Magnetic resonance imaging (MRI) is a powerful technique for tumor diagnostics. Iron oxide nanoparticles (IONPs) are safe and biocompatible tools that can be used for further enhancing MR tumor contrasting. Although numerous IONPs have been proposed as MRI contrast agents, low delivery rates to tumor site limit its application. IONPs accumulation in malignancies depends on both IONPs characteristics and tumor properties. In the current paper, three differently shaped Pluronic F-127-modified IONPs (nanocubes, nanoclusters, and nanorods) were compared side by side in three murine tumor models (4T1 breast cancer, B16 melanoma, and CT26 colon cancer). Orthotopic B16 tumors demonstrated more efficient IONPs uptake than heterotopic implants.

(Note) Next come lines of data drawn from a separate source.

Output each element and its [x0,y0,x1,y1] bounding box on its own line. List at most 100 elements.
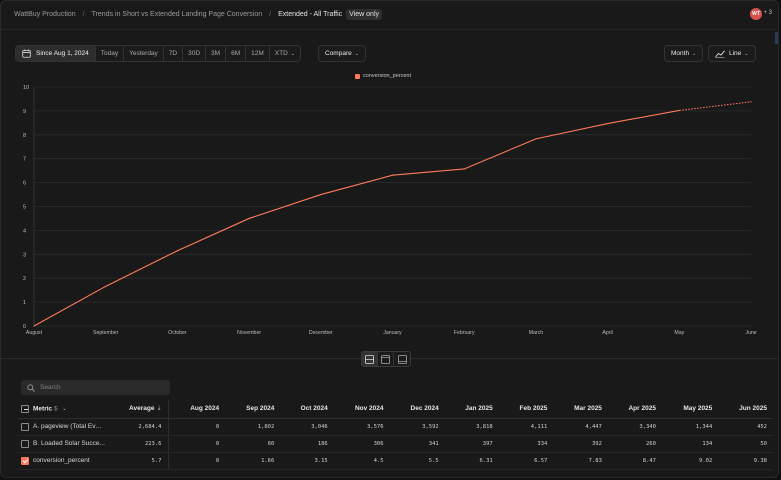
date-option-3m[interactable]: 3M [206,46,227,61]
avatar-extra-count[interactable]: + 3 [763,10,772,16]
header-divider [1,29,778,30]
table-row: B. Loaded Solar Succe... 223.6 0 60 186 … [17,435,773,453]
month-column-header[interactable]: Jan 2025 [444,400,499,419]
metric-cell: conversion_percent [17,452,118,470]
y-tick-label: 0 [23,324,26,330]
date-option-6m[interactable]: 6M [226,46,247,61]
table-row: A. pageview (Total Even... 2,684.4 0 1,8… [17,418,773,436]
view-toggle [361,351,411,367]
month-column-header[interactable]: Nov 2024 [333,400,390,419]
metric-label: B. Loaded Solar Succe... [33,440,105,447]
month-column-header[interactable]: May 2025 [661,400,719,419]
date-option-yesterday[interactable]: Yesterday [124,46,164,61]
row-checkbox[interactable] [21,422,29,431]
month-column-header[interactable]: Feb 2025 [498,400,554,419]
chart-type-select[interactable]: Line ⌄ [708,45,756,62]
date-range-label: Since Aug 1, 2024 [36,50,89,57]
breadcrumb-dashboard[interactable]: Trends in Short vs Extended Landing Page… [91,11,263,18]
value-cell: 3,818 [444,418,499,436]
x-tick-label: December [309,330,333,336]
date-option-today[interactable]: Today [95,46,125,61]
chevron-down-icon: ⌄ [744,50,749,57]
value-cell: 1.66 [225,452,281,470]
compare-label: Compare [325,50,352,57]
table-view-button[interactable] [378,352,394,366]
metric-label: A. pageview (Total Even... [33,423,105,430]
month-column-header[interactable]: Mar 2025 [553,400,608,419]
x-tick-label: February [454,330,475,336]
data-point [463,168,465,170]
chart-type-label: Line [729,50,742,57]
average-cell: 223.6 [118,435,169,453]
avatar[interactable]: WT [750,8,762,20]
date-option-30d[interactable]: 30D [183,46,207,61]
chevron-down-icon: ⌄ [62,406,67,413]
value-cell: 8.47 [607,452,662,470]
y-tick-label: 7 [23,157,26,163]
month-column-header[interactable]: Jun 2025 [718,400,773,419]
value-cell: 4,111 [498,418,554,436]
value-cell: 134 [661,435,719,453]
chart-view-button[interactable] [394,352,410,366]
value-cell: 5.5 [389,452,445,470]
month-column-header[interactable]: Oct 2024 [280,400,334,419]
select-all-checkbox[interactable] [21,404,29,413]
value-cell: 3,046 [280,418,334,436]
y-tick-label: 10 [23,85,29,91]
series-line-incomplete [679,101,752,111]
calendar-icon [22,49,31,58]
y-tick-label: 1 [23,300,26,306]
value-cell: 1,344 [661,418,719,436]
month-column-header[interactable]: Sep 2024 [225,400,281,419]
compare-button[interactable]: Compare ⌄ [318,45,366,62]
breadcrumb-insight: Extended - All Traffic [278,11,343,18]
legend-label: conversion_percent [363,73,412,79]
interval-select[interactable]: Month ⌄ [664,45,704,62]
value-cell: 452 [718,418,773,436]
metric-cell: B. Loaded Solar Succe... [17,435,118,453]
search-box [21,380,170,395]
x-tick-label: September [93,330,119,336]
month-column-header[interactable]: Apr 2025 [607,400,662,419]
x-tick-label: October [168,330,187,336]
month-column-header[interactable]: Dec 2024 [389,400,445,419]
data-point [750,101,752,103]
data-point [535,138,537,140]
value-cell: 186 [280,435,334,453]
y-tick-label: 3 [23,252,26,258]
chart-legend[interactable]: conversion_percent [355,73,411,79]
metric-cell: A. pageview (Total Even... [17,418,118,436]
row-checkbox[interactable] [21,439,29,448]
average-column-header[interactable]: Average ⇣ [118,400,169,419]
breadcrumb-separator: / [269,11,272,18]
value-cell: 397 [444,435,499,453]
series-line [33,109,680,327]
split-layout-icon [365,354,374,364]
table-row: conversion_percent 5.7 0 1.66 3.15 4.5 5… [17,452,773,470]
value-cell: 341 [389,435,445,453]
data-point [33,325,35,327]
y-tick-label: 6 [23,181,26,187]
table-header-row: Metric $ ⌄ Average ⇣ Aug 2024 Sep 2024 Oc… [17,400,773,419]
top-panel-icon [381,354,390,364]
date-option-7d[interactable]: 7D [163,46,184,61]
data-point [320,193,322,196]
value-cell: 50 [718,435,773,453]
line-chart[interactable]: 0 1 2 3 4 5 6 7 8 9 10 August September October Novemb… [1,81,779,341]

Magnetic nanocubes (MNCb) had the highest r2-relaxivity in vitro (300 mM−1·s−1) compared with magnetic nanoclusters (MNCl, 104 mM−1·s−1) and magnetic nanorods (MNRd, 51 mM−1·s−1). As measured by atomic emission spectroscopy, MNCb also demonstrated better delivery efficiency to tumors (3.79% ID) than MNCl (2.94% ID) and MNRd (1.21% ID). Nevertheless, MNCl overperformed its counterparts in tumor imaging, providing contrast enhancement in 96% of studied malignancies, whereas MNCb and MNRd were detected by MRI in 73% and 63% of tumors, respectively. Maximum MR contrasting efficiency for MNCb and MNCl was around 6-24 hours after systemic administration, whereas for MNRd maximum contrast enhancement was found within first 30 minutes upon treatment. Presumably, MNRd poor MRI performance was due to low r2-relaxivity and rapid clearance by lungs (17.3% ID) immediately after injection. MNCb and MNCl were mainly captured by the liver and spleen without significant accumulation in the lungs, kidneys, and heart. High biocompatibility and profound accumulation in tumor tissues make MNCb and MNCl the promising platforms for MRI-based tumor diagnostics and drug delivery.